Ondan Melekü'l-mevt ol canı alıp gökleri seyr ettirip Cennet'e götüre. Ondan, bir sahra vardır yeşil zebercetten, masum ona geldikte, beni bunda niye getirdiniz diye. Melâikeler diye ki: Ya masum, kıyamet yeri vardır, katı ıssıdır (sıcaktır), işbu sahrada yetmiş bin rahmet pınarı vardır. Hazreti Resûl-i Ekrem aleyhi's-selâm havzının başında durup nurdan bardakları doldurup kaçan ki atanız ve ananız kıyamet yerine geldikte bu bardakları su ile doldurup onlara veresiz ve yapışıp salıvermeyesiniz ki Cehennem yoluna gitmeyeler, azap ve ikap görmeyeler. Zira sizin duanız Hak Taâlâ katında makbuldür. Ve cuma geceleri yeryüzüne inersiniz, ol vakit Tanrı'nın selâmın(ı) ümmet-i Muhammed üzerine deküresiniz (dökesiniz) ki kabirde olanların azapları def olur ve onların üzerine nur veresiniz ve onların şükür beratını Hak Taâlâ'ya götüresiniz deyü tenbih ederler.

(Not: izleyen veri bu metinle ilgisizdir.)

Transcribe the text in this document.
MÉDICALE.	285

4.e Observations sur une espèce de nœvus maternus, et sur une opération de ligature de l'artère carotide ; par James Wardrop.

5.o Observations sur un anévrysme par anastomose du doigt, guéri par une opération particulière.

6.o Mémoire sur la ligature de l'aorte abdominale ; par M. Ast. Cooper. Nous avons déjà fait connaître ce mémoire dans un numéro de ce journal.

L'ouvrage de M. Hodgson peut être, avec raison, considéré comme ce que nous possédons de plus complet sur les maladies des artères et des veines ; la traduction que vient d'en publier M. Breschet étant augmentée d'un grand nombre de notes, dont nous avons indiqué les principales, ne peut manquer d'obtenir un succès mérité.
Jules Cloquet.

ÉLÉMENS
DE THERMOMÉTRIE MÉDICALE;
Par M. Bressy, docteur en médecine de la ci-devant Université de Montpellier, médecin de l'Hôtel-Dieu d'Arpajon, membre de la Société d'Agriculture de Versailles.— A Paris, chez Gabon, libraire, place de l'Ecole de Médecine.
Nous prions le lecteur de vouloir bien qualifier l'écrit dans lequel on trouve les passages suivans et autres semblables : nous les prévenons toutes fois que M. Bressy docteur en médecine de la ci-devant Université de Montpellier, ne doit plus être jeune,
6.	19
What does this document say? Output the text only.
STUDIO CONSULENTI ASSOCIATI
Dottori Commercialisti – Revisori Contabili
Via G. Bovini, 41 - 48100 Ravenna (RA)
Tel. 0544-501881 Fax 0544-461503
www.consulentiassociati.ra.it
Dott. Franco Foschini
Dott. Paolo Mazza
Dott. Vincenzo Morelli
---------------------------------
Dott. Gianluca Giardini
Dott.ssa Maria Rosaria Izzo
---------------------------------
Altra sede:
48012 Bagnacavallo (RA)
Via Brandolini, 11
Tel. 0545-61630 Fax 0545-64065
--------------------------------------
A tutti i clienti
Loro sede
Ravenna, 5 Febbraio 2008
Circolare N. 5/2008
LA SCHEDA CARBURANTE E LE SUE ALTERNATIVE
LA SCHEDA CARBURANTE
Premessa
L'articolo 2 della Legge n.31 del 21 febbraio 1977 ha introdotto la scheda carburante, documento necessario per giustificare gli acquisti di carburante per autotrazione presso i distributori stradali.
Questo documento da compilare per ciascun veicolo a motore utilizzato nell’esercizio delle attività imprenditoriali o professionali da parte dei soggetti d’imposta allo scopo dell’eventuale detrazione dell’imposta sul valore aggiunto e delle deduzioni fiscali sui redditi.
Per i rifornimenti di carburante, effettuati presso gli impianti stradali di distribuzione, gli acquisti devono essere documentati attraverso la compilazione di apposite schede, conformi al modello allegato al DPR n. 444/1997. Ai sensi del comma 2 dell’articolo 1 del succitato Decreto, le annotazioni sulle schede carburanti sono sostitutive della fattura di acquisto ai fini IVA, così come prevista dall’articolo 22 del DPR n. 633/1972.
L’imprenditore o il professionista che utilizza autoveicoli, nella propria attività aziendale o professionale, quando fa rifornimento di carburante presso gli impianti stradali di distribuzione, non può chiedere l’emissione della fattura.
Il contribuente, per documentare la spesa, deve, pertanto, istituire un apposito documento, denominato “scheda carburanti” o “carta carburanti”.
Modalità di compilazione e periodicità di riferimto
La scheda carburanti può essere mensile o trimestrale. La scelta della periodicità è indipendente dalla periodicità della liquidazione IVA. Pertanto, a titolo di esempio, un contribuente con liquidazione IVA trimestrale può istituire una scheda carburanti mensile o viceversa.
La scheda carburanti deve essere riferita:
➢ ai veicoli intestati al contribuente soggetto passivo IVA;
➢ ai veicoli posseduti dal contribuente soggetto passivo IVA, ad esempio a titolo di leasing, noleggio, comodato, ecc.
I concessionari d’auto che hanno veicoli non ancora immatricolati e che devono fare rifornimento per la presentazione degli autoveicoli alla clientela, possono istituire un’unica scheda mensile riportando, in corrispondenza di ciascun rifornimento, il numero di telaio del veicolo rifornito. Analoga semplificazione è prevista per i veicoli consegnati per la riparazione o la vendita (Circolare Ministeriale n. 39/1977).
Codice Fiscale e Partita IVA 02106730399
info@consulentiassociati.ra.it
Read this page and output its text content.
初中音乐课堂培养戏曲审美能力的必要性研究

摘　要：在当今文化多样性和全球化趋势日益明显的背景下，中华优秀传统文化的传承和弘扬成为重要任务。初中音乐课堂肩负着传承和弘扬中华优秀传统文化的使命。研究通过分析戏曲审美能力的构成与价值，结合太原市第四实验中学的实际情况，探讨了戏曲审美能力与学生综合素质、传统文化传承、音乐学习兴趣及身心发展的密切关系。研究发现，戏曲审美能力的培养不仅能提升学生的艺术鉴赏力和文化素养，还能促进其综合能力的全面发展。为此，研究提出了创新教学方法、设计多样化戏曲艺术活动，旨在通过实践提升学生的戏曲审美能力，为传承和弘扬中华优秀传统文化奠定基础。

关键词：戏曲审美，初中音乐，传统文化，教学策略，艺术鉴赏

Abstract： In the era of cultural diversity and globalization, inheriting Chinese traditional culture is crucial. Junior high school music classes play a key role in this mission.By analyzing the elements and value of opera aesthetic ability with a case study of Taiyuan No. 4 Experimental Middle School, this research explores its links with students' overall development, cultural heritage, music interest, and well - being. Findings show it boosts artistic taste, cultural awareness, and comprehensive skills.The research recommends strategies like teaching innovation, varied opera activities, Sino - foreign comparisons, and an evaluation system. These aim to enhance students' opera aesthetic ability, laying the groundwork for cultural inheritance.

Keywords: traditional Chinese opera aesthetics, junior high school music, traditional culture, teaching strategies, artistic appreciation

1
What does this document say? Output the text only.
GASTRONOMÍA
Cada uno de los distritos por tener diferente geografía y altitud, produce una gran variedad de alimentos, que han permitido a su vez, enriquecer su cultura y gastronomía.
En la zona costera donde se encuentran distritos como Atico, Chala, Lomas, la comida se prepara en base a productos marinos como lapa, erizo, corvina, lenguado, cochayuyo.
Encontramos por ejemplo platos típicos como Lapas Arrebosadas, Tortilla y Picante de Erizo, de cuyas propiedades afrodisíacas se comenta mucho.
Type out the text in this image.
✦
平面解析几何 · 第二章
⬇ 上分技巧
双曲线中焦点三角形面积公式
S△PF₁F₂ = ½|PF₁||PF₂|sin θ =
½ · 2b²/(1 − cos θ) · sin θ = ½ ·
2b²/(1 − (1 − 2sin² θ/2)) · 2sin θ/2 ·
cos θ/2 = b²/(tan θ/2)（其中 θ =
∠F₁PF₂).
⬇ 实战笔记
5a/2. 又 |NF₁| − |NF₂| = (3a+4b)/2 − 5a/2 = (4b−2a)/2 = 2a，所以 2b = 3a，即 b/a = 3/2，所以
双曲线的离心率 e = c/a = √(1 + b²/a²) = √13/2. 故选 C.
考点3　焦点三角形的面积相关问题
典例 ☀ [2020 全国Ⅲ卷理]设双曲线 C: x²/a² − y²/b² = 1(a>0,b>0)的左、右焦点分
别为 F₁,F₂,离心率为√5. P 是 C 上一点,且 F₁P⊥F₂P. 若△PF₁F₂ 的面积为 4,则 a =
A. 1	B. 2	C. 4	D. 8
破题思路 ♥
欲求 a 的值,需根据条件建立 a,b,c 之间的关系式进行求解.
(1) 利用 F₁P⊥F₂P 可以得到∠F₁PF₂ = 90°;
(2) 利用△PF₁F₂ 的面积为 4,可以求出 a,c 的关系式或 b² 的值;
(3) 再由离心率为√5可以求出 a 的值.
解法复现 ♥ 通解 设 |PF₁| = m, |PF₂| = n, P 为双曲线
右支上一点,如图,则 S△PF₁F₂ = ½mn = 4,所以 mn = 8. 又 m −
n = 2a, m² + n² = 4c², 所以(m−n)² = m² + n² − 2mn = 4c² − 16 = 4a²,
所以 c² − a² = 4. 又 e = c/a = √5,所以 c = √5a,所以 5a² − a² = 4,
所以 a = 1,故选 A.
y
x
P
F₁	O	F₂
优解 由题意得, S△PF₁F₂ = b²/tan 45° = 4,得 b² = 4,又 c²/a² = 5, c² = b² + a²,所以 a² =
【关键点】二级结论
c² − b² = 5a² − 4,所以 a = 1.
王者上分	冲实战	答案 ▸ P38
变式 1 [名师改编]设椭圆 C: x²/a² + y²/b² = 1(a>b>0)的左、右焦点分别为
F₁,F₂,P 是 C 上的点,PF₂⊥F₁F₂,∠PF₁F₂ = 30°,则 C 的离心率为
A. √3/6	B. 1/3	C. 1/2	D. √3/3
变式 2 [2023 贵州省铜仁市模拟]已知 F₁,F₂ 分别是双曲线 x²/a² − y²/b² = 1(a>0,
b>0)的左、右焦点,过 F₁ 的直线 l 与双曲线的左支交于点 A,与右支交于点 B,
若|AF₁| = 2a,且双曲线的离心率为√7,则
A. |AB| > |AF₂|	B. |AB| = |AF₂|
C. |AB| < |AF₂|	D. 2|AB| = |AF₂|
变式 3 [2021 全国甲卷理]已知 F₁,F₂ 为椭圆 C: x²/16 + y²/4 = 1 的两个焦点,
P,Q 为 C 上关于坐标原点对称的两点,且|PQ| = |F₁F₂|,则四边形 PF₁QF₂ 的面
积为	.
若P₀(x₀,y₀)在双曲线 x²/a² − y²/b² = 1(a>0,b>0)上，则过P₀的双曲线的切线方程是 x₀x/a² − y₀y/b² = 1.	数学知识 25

Pes masumların canlarına bu makamları seyr ettirip tez yine getirip meyyitin başı ucuna koyalar. Namazı kılınıp kabre girip soru ve hesap oluncaya kadar ol can kabir üzere durur. Eğer babası anası tevbesiz ölürse kıyamette oğlu ile onların mabeyninde (arasında) bir perde ola, ol masum onları arayıp bulamaya, birbirlerine hasret kalalar. İşte baliğ olmadıkları halde böylecedir.
Bu bab da hatunların ölümün(ü) beyan eder: imdi ol hatun ki lehusa ya hamile ya taun ya iç ağrısından yahut hiç bunlardan birisi olmasa ancak helali (kocası) hoşnut olsa ol hatun ölürken Cennet melekleri gelip saf duralar, ona izzet ikram ile selâm vereler ve diyeler ki: Allah'ın sevgili şehide cariyesi, gel çık, neylersin dünya sarayından, senden Allah Teâlâ razı oldu ve sana bu hastalığım bahane edip günahını bağışladı, sana Cennet ihsan etti, gel emaneti teslim eyle diyeler.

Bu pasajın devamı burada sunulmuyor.